The Correct Option is A

Step 1: Understanding the Concept:
The hybridization of an atom is determined by the number of \( \sigma \) bonds and lone pairs (steric number).
- \( sp^{3} \): 4 \( \sigma \) bonds (or 0 \( \pi \) bonds).
- \( sp^{2} \): 3 \( \sigma \) bonds (or 1 \( \pi \) bond).
- \( sp \): 2 \( \sigma \) bonds (or 2 \( \pi \) bonds).
Step 2: Detailed Explanation:
Let's analyze option (A) \( \text{H}_{2}\text{C}_{1} = \text{C}_{2}\text{H} - \text{C}_{3} \equiv \text{N}_{4} \):
- Carbon 1 (\( \text{C}_{1} \)): Formed by one double bond with \( \text{C}_{2} \). It has 3 \( \sigma \) bonds (2 with H, 1 with C). Hybridization \( = sp^{2} \).

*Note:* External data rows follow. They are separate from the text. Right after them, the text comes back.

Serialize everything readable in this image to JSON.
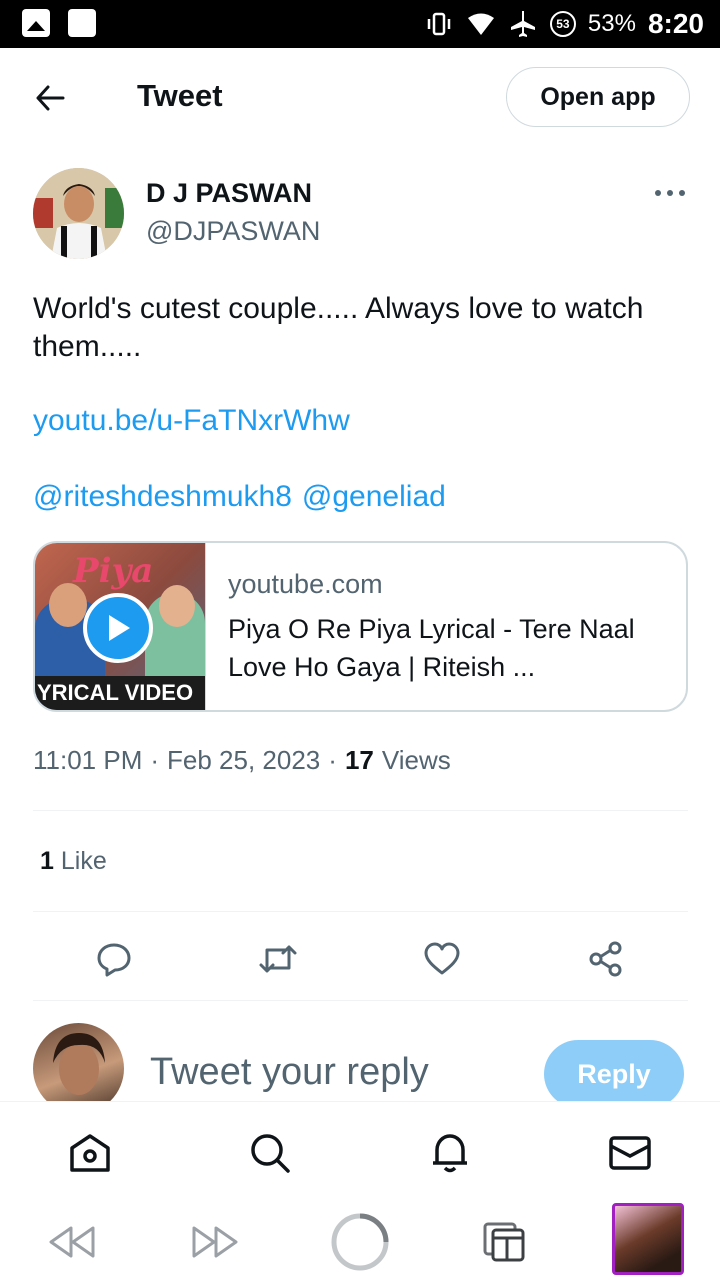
{
  "status_bar": {
    "badge": "53",
    "battery": "53%",
    "time": "8:20"
  },
  "header": {
    "title": "Tweet",
    "open_app_label": "Open app"
  },
  "author": {
    "name": "D J PASWAN",
    "handle": "@DJPASWAN"
  },
  "tweet": {
    "text": "World's cutest couple..... Always love to watch them.....",
    "link": "youtu.be/u-FaTNxrWhw",
    "mentions": [
      "@riteshdeshmukh8",
      "@geneliad"
    ]
  },
  "card": {
    "thumb_title": "Piya",
    "thumb_caption": "YRICAL VIDEO",
    "domain": "youtube.com",
    "title": "Piya O Re Piya Lyrical - Tere Naal Love Ho Gaya | Riteish ..."
  },
  "meta": {
    "time": "11:01 PM",
    "sep1": "·",
    "date": "Feb 25, 2023",
    "sep2": "·",
    "views_count": "17",
    "views_label": "Views"
  },
  "engagement": {
    "likes_count": "1",
    "likes_label": "Like"
  },
  "actions": [
    "reply-icon",
    "retweet-icon",
    "like-icon",
    "share-icon"
  ],
  "reply_bar": {
    "placeholder": "Tweet your reply",
    "button_label": "Reply"
  },
  "bottom_nav": [
    "home-icon",
    "search-icon",
    "notifications-icon",
    "messages-icon"
  ],
  "system_nav": [
    "back-icon",
    "forward-icon",
    "home-circle-icon",
    "tabs-icon",
    "profile-thumb"
  ],
  "colors": {
    "accent": "#1d9bf0",
    "reply_disabled": "#8ecdf8",
    "text_secondary": "#536471",
    "border": "#cfd9de"
  }
}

- Carbon 2 (\( \text{C}_{2} \)): Formed by one double bond with \( \text{C}_{1} \) and one single bond with \( \text{C}_{3} \). It has 3 \( \sigma \) bonds (1 with \( \text{C}_{1} \), 1 with H, 1 with \( \text{C}_{3} \)). Hybridization \( = sp^{2} \).

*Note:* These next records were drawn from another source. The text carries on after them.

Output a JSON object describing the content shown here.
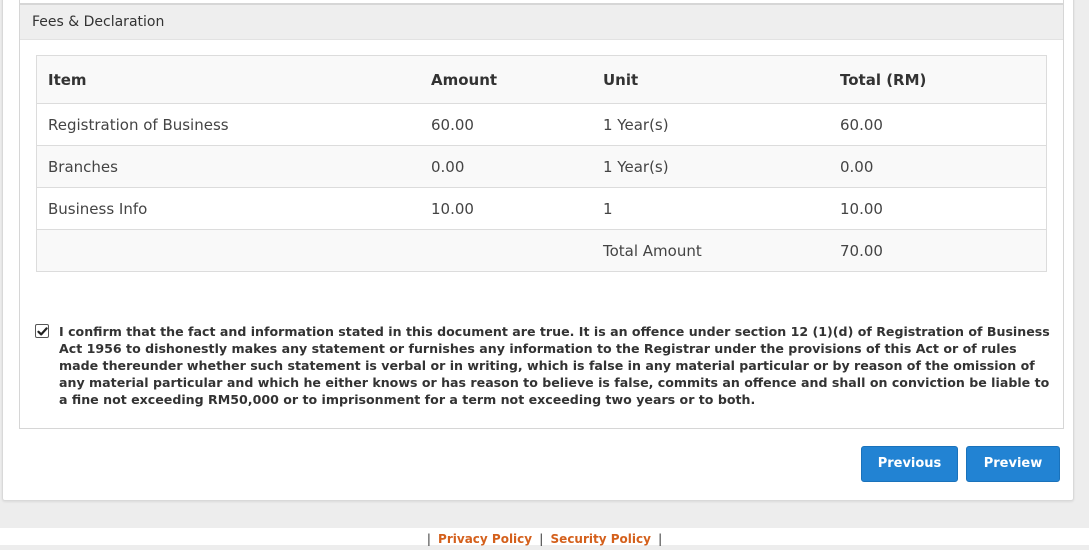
{
  "section": {
    "title": "Fees & Declaration"
  },
  "table": {
    "headers": [
      "Item",
      "Amount",
      "Unit",
      "Total (RM)"
    ],
    "rows": [
      {
        "item": "Registration of Business",
        "amount": "60.00",
        "unit": "1 Year(s)",
        "total": "60.00"
      },
      {
        "item": "Branches",
        "amount": "0.00",
        "unit": "1 Year(s)",
        "total": "0.00"
      },
      {
        "item": "Business Info",
        "amount": "10.00",
        "unit": "1",
        "total": "10.00"
      }
    ],
    "total_label": "Total Amount",
    "total_value": "70.00"
  },
  "declaration": {
    "checked": true,
    "text": "I confirm that the fact and information stated in this document are true. It is an offence under section 12 (1)(d) of Registration of Business Act 1956 to dishonestly makes any statement or furnishes any information to the Registrar under the provisions of this Act or of rules made thereunder whether such statement is verbal or in writing, which is false in any material particular or by reason of the omission of any material particular and which he either knows or has reason to believe is false, commits an offence and shall on conviction be liable to a fine not exceeding RM50,000 or to imprisonment for a term not exceeding two years or to both."
  },
  "buttons": {
    "previous": "Previous",
    "preview": "Preview"
  },
  "footer": {
    "privacy": "Privacy Policy",
    "security": "Security Policy",
    "separator": "|"
  },
  "colors": {
    "button": "#2283d3",
    "link": "#d4601c",
    "panel_heading": "#eeeeee"
  }
}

- Carbon 3 (\( \text{C}_{3} \)): Formed by one single bond with \( \text{C}_{2} \) and one triple bond with N. It has 2 \( \sigma \) bonds (1 with \( \text{C}_{2} \), 1 with N). Hybridization \( = sp \).

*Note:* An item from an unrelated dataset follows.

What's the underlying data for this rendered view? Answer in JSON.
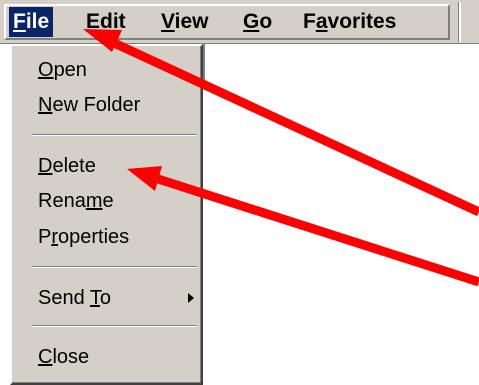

- Nitrogen 4 (N): Formed by one triple bond with \( \text{C}_{3} \). It has 1 \( \sigma \) bond and 1 lone pair. Hybridization \( = sp \).
The sequence is \( sp^{2} - sp^{2} - sp - sp \).
Step 3: Final Answer:
Option (A) matches the required hybridization sequence.